Geschichte der Geisteswissenschaften an Technischen Hochschulen und aktuelle Fragen ihrer Didaktik

Geisteswissenschaftliche Lehrinhalte gehörten von Anfang an zur ingenieurwissenschaftlichen Ausbildung. Die Rolle der Geisteswissenschaften änderte sich jedoch seit der Gründung der polytechnischen Schulen bis heute wiederholt. Während anfangs die Technischen Hochschulen dem humanistischen Bildungsideal folgten, um das Ingenieurwesen gesellschaftlich zu legitimieren und sich mit dem akademischen Selbstverständnis der Universitäten zu messen, sollen heute Geistes- und Kulturwissenschaften vor allem die ethische Flankierung der Technik und eine angemessene Kommunikation wissenschaftlicher und technischer Projekte gegenüber der Gesellschaft garantieren. Für eine aktuelle Standortbestimmung der Geisteswissenschaften und ihrer didaktischen Ziele ist die historische Reflexion über den Bedeutungswandel essenziell.

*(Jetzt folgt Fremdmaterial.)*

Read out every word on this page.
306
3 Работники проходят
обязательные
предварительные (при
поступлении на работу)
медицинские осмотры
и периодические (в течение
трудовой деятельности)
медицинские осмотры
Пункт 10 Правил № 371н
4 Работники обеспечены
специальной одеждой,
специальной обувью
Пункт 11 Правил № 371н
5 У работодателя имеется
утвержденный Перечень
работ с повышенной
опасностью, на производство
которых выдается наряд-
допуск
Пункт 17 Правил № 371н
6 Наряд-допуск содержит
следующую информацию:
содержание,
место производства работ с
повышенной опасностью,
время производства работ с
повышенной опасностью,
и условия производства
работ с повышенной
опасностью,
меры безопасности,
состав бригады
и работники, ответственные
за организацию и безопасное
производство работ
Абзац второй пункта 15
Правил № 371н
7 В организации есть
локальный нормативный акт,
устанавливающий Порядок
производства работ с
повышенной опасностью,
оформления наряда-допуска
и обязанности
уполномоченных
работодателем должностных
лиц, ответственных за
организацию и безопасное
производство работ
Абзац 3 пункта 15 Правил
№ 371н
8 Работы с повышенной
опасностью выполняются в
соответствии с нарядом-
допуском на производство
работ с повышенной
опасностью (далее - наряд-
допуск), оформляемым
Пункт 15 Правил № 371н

Ziel des Departments für Geschichte ist es, diese Auseinandersetzungen mit der eigenen Rolle in Lehre, Forschung und Öffentlichkeit kontinuierlich zu führen.

Lehre: Die sich wandelnde Rolle der Geisteswissenschaften an technischen Hochschulen und der Karlsruher im Besonderen ist wiederholt Gegenstand geschichtswissenschaftlicher Lehrveranstaltungen, die Désirée Schauz u.a. in Kooperation mit dem KIT-Archiv für die Studiengänge EUKLID und LAS anbietet.

Podiumsdiskussion: Zwischen Allgemeinbildung und Technikreflexion? Vergangenheit und Zukunft der Geisteswissenschaften an Technischen Universitäten

Marcus Popplow und Désirée Schauz organisierten 2024 zum Thema eine Podiumsdiskussion am KIT. Mit Kolleg:innen aus den Geistes- und Naturwissenschaften vom KIT und anderen Technischen Universitäten diskutierten sie über historische Entwicklungen, aktuelle Herausforderungen von und Erwartungen die Geisteswissenschaften im speziellen Kontext der Technischen Universitäten.

Podiumsdiskussion: Zwischen Allgemeinbildung und Technikreflexion? Vergangenheit und Zukunft der Geisteswissenschaften an Technischen Universitäten (Video-Aufzeichnung)

Deutsch-indische Forschungs- und Lehrkooperation

Zwischen 2023 und 2026 war Désirée Schauz Kooperationspartnerin im Projekt “Public Humanities and Pedagogy in the Global South: Challenges and Directions”, Birla Institut of Technology and Science Piliani (Goa Campus). Das Projekt wurde von der indischen Regierung im Rahmen des Programms „Scheme for Promotion of Academic and Research Collaboration“ finanziert.
Ein erstes Ergebnis ist die kollaborative Konzeption des Kurses „The Sciences and the Humanities: Two Cultures?“, der im Winter 2025/Frühjahr 2026 am Birla Institut of Technology and Science Piliani (Goa Campus) unter Beteiligung der deutschen Kooperationspartner gehalten wurde.

Link zur Veröffentlichung

Im Rahmen des Projekts war die Doktorandin Utsarjana Mutsuddi vom BITS Piliani zu Gast am Department für Geschichte. Sie forschte zu Fragen der geisteswissenschaftlichen Didaktik und Lehrangeboten für Natur- und Technikwissenschaften an Karlsruher Hochschulen.